Boeing’s decision to move its last operations out of Wichita is an economic blow that will reverberate throughout the state.
Company officials announced Wednesday that reductions in the federal defense budget would force it to close its defense plant in Wichita by the end of 2013, costing the city more than 2,100 jobs. The work being done in Wichita will be spread to other Boeing facilities in Texas, Oklahoma and Washington. Wichita officials said the closure would result in a loss of $1.5 billion in wages over 10 years.
The decision to move work on a new Air Force refueling tanker to Puget Sound, Wash., was especially hard for Kansas government officials to swallow. Sen. Jerry Moran and Sen. Pat Roberts both issued statements only minutes after Boeing’s announcement saying they were “outraged” (Moran) and “hugely disappointed” (Roberts) by Boeing’s announcement. The Kansas congressional delegation and top state officials had worked hard to help Boeing land the tanker project, a move the company had said would bring about 7,500 jobs to Kansas.
To the officials, Boeing’s decision to close the plant represents a broken promise to the state. Moran even called on Boeing to reconsider its decision and promised, “In the days ahead, I will continue to do all I can to encourage Boeing to fulfill their pledge to the Wichita community.”
Those are nice words, but Boeing’s announcement is a sad reminder that business is business and the aircraft company is going to do what is in its own best interests regardless of any nonbinding “pledge” to Wichita or Kansas.
Boeing’s exit will end an 80-year relationship with Wichita that began when the company bought the Stearman Aircraft Co in 1929. During World War II, the company employed more than 40,000 people, including many women, and churned out four bombers a day. Boeing sold its commercial aircraft operation in 2005 but retained 4,500 workers in its defense division.
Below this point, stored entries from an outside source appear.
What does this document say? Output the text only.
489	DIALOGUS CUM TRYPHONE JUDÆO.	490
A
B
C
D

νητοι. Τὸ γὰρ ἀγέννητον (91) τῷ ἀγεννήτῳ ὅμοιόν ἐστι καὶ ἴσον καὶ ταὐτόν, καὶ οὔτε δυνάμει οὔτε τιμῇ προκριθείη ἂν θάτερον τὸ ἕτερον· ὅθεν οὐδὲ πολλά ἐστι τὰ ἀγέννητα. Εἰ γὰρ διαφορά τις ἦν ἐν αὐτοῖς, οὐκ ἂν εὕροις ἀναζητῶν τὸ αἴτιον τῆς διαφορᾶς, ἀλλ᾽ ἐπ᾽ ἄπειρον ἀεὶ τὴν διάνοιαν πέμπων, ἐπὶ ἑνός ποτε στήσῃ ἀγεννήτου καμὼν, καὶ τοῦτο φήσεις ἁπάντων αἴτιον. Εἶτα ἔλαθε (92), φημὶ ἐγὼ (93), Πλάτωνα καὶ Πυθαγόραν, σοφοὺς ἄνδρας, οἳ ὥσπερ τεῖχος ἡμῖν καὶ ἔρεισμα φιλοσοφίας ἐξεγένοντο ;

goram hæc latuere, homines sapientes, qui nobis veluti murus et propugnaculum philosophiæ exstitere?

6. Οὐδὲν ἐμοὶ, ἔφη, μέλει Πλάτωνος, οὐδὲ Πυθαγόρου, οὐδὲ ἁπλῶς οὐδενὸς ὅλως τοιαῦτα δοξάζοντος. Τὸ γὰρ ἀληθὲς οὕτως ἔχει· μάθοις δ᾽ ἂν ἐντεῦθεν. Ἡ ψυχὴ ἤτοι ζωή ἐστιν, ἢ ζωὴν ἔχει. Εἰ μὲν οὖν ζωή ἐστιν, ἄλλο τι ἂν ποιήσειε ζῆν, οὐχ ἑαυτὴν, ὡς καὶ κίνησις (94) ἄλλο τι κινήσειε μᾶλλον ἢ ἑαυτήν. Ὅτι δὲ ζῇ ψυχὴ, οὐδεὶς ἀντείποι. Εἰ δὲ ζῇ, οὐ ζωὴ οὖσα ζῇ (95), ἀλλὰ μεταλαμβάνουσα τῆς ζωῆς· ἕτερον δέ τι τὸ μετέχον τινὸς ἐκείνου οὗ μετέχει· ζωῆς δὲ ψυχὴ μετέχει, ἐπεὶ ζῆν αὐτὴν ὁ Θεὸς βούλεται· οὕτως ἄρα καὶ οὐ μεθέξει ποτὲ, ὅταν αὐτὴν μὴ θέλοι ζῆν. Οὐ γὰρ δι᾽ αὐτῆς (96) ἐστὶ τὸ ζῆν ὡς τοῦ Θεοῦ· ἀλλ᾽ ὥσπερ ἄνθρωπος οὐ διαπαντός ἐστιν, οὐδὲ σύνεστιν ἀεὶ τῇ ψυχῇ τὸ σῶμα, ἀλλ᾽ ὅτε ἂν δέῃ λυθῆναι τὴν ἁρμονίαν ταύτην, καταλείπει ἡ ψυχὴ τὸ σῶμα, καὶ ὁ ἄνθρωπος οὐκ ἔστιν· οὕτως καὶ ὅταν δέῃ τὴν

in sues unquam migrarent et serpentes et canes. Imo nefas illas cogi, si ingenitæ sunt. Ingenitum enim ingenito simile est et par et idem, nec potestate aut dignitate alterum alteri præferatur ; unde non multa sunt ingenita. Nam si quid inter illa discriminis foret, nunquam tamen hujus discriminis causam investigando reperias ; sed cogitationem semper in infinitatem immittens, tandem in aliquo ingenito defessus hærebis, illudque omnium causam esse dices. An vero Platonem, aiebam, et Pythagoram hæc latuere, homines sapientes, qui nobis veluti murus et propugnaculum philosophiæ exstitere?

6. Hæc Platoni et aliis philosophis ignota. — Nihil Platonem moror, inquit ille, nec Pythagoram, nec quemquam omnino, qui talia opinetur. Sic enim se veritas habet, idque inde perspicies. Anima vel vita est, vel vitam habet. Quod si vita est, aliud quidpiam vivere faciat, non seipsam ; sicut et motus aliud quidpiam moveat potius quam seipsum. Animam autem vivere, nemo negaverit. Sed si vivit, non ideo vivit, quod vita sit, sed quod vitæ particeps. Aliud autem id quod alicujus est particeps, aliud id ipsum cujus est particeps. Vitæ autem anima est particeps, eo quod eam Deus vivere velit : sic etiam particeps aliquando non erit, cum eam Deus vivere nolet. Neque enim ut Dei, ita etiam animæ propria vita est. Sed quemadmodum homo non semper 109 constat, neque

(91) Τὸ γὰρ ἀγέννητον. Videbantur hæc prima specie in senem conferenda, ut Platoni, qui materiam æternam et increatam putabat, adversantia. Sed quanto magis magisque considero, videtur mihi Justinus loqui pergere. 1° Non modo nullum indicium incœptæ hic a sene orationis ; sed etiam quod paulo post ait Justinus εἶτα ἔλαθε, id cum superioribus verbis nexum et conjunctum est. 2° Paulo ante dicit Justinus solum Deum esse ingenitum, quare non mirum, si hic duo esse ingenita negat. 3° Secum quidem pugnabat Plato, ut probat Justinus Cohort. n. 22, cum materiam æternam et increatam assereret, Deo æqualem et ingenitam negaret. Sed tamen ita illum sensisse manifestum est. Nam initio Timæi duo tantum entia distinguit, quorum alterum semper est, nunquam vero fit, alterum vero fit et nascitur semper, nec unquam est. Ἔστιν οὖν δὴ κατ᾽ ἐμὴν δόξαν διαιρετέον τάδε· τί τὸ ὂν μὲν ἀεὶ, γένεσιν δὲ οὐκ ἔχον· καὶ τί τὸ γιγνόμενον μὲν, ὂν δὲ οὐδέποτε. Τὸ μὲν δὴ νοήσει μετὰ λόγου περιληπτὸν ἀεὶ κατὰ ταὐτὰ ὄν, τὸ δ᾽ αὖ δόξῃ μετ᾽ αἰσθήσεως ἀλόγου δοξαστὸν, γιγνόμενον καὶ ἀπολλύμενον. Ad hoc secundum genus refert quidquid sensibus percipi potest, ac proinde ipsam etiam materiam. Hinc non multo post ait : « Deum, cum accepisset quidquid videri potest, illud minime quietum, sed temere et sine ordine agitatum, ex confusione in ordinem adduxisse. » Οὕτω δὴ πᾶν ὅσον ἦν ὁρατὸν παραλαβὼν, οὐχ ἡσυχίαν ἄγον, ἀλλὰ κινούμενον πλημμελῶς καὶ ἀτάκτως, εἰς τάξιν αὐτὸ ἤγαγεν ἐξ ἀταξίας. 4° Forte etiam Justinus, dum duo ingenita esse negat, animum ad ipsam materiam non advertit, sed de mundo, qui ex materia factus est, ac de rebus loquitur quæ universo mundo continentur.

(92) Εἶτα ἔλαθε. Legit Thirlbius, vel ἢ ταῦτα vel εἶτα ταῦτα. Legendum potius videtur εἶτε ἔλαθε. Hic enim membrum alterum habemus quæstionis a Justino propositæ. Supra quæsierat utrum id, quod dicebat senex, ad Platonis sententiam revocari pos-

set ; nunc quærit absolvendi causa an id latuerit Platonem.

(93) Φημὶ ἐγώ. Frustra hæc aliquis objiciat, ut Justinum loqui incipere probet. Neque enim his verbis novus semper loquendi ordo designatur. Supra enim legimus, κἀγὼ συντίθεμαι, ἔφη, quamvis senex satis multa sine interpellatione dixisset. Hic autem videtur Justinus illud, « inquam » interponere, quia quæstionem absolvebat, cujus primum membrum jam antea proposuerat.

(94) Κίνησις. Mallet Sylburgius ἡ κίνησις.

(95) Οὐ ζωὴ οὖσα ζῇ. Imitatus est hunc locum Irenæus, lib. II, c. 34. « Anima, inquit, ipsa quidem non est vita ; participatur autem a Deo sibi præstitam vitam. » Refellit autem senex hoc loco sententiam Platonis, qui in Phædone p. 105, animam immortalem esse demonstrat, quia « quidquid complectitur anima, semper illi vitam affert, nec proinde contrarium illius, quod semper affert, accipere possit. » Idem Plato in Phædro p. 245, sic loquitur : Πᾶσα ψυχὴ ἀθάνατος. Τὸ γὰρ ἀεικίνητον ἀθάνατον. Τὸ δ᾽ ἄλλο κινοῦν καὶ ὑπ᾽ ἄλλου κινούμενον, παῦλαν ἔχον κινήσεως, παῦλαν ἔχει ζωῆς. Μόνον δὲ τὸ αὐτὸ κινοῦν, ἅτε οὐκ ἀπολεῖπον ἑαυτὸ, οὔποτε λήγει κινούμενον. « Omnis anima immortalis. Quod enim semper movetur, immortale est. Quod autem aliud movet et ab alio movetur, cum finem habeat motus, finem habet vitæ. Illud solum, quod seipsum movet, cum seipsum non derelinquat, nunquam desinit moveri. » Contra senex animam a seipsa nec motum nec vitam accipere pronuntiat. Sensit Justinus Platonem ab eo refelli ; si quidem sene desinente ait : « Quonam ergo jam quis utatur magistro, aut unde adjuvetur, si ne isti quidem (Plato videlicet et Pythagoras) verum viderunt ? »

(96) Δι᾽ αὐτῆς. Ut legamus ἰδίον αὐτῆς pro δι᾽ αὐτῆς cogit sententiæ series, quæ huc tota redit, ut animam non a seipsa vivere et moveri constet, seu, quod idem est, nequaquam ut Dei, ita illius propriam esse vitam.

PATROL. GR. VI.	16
Layoffs have cut that number to the current 2,100.
The general aviation and military aircraft business have been a mainstay of the state’s economy for decades and earned Wichita the designation of “Air Capital of the World.” As Wichita Mayor Carl Brewer noted after Wednesday’s announcement, “… there is a lot of emotional and economic attachment tied to this.”
Brewer noted that the city had faced similar challenges before but would continue to support its other aircraft employers, including Spirit AeroSystems, which took over Boeing’s commercial operations in 2005.
Wichita and the rest of the state have no choice but to make the best of things, but Boeing’s exit will be a significant loss for Kansas.